Он изящно отставлял мизинец при ударе кием и обаятельно улыбался при проигрыше-такой заплатит и глазом не моргнет.
Денег ему не жалко, такие играют ради самой игры. А у нас будут деньги на белый хлеб и рубленую селедку, на шоколад, на виноград и даже на водяной пистолет.
В конце игры проигравший богач и впрямь многозначительно поднял вверх палец и вынул из кармана папочку, которую открыл весьма осторожно. Папочка была размером с большой бумажник. В ней лежали вырезные картинки сказочной красоты : силуэты дам среди деревьев и увитых розами домиков.
Это были его работы, он был художник.
Каждая такая картинка стоила от 50 до 100 марок! Если не больше. Отцу он уступил их по 10 марок за штуку, а всего их было 15, и грустно смотрел нам вслед, когда мы уходили.
Все стены комнаты, где мы жили, с того дня были увешаны вырезными картинками это я помню как сейчас. Комната стала похожа на какой-то безвкусный салон мод, а ели мы разогретую картошку, которую мать приносила из кухни кафе "Клу".
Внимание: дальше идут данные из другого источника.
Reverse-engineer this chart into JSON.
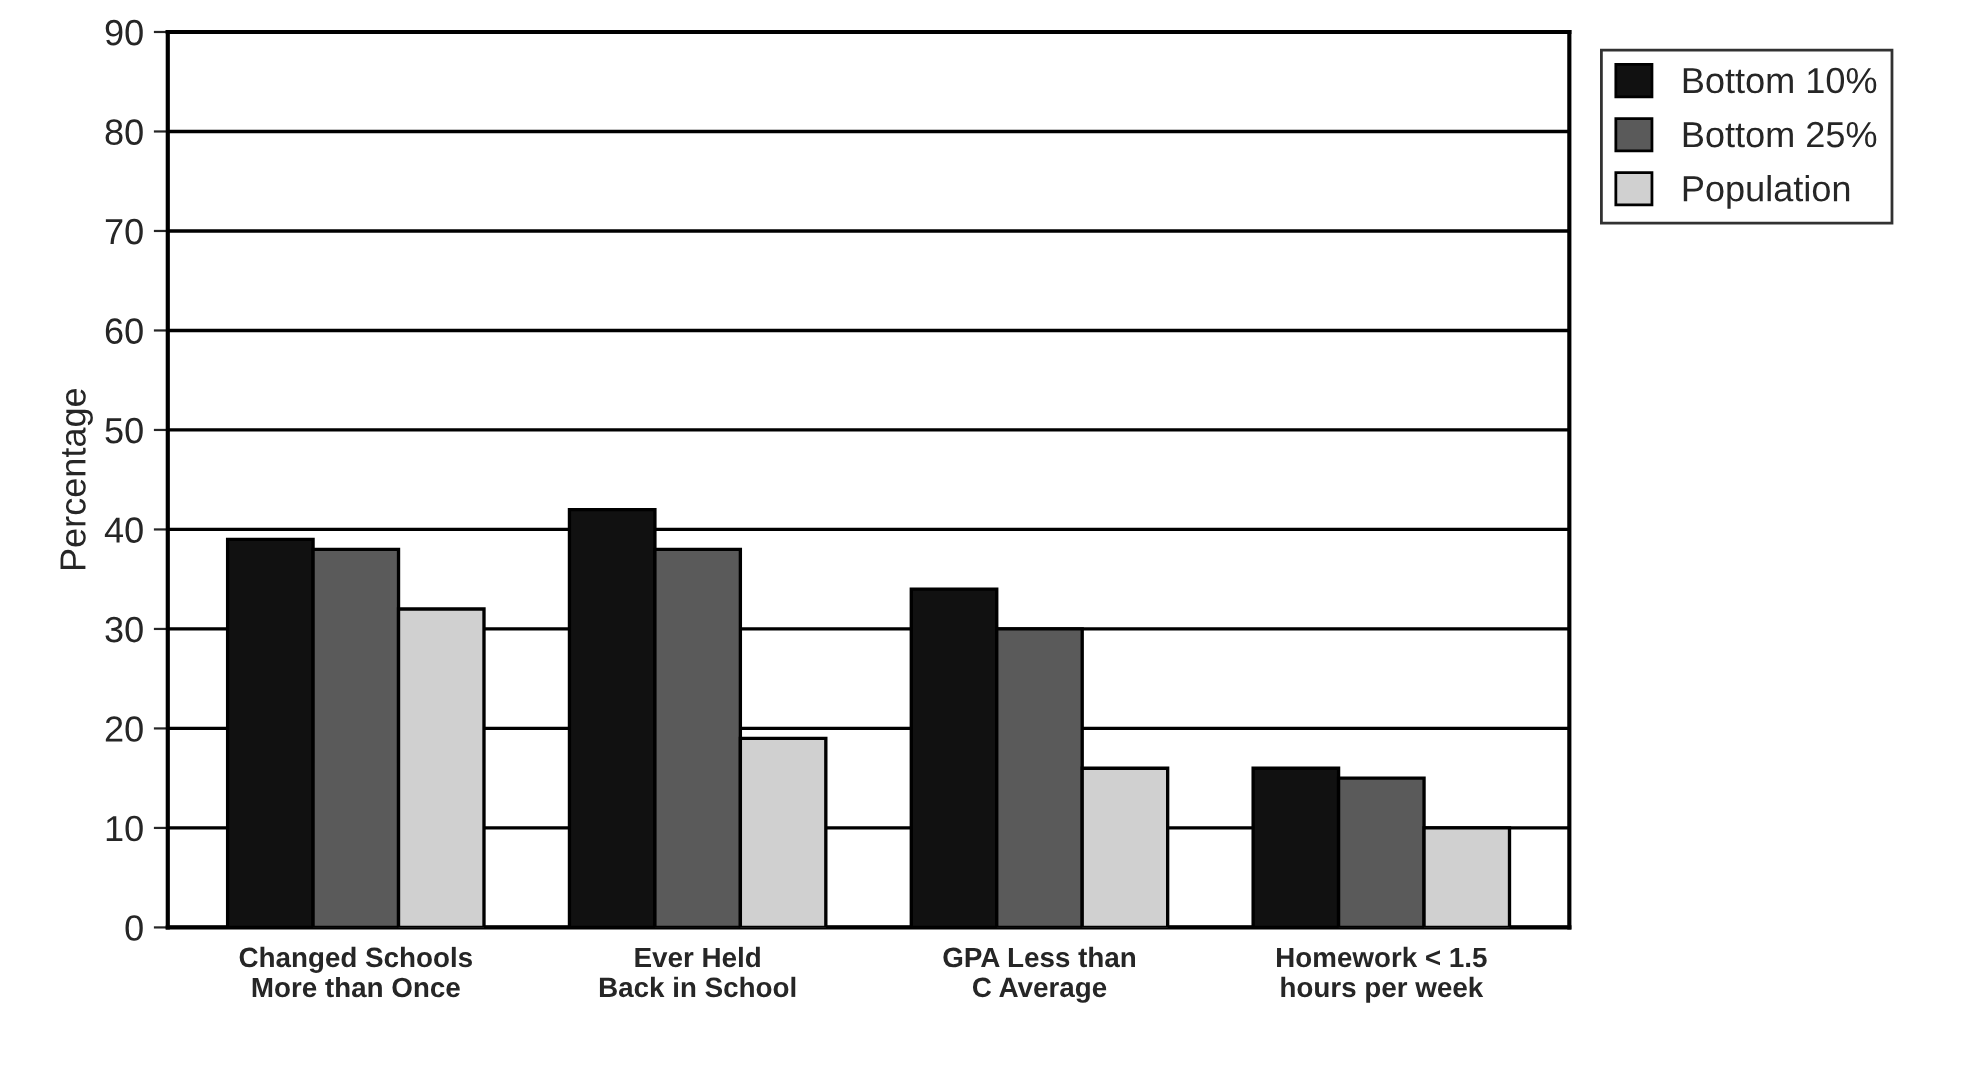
{
  "chart_data": {
    "type": "bar",
    "ylabel": "Percentage",
    "categories": [
      "Changed Schools\nMore than Once",
      "Ever Held\nBack in School",
      "GPA Less than\nC Average",
      "Homework < 1.5\nhours per week"
    ],
    "series": [
      {
        "name": "Bottom 10%",
        "color": "#111111",
        "values": [
          39,
          42,
          34,
          16
        ]
      },
      {
        "name": "Bottom 25%",
        "color": "#5a5a5a",
        "values": [
          38,
          38,
          30,
          15
        ]
      },
      {
        "name": "Population",
        "color": "#d0d0d0",
        "values": [
          32,
          19,
          16,
          10
        ]
      }
    ],
    "ylim": [
      0,
      90
    ],
    "yticks": [
      0,
      10,
      20,
      30,
      40,
      50,
      60,
      70,
      80,
      90
    ],
    "grid": "y",
    "legend": "top right"
  }
}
Конечно, с отцом и еще что-то происходило, особенно потом, когда он опять получил работу, но в моей памяти ничего больше не сохранилось. Мой отец-это тот, который выиграл вырезные картинки. Ну вот, а потом- "божья коровка, улети на небо, принеси нам хлеба", как говорится. Отец на войне, мать в Берлине одна-одинешенька, ни родных, ни знакомых, а Берлин весь сгорел дотла, если можно так выразиться. И еще раньше-задолго до того, как в Берлине все пошло прахом, - мой отец, счастливый игрок в биллиард, погиб смертью храбрых где-то в Нормандии.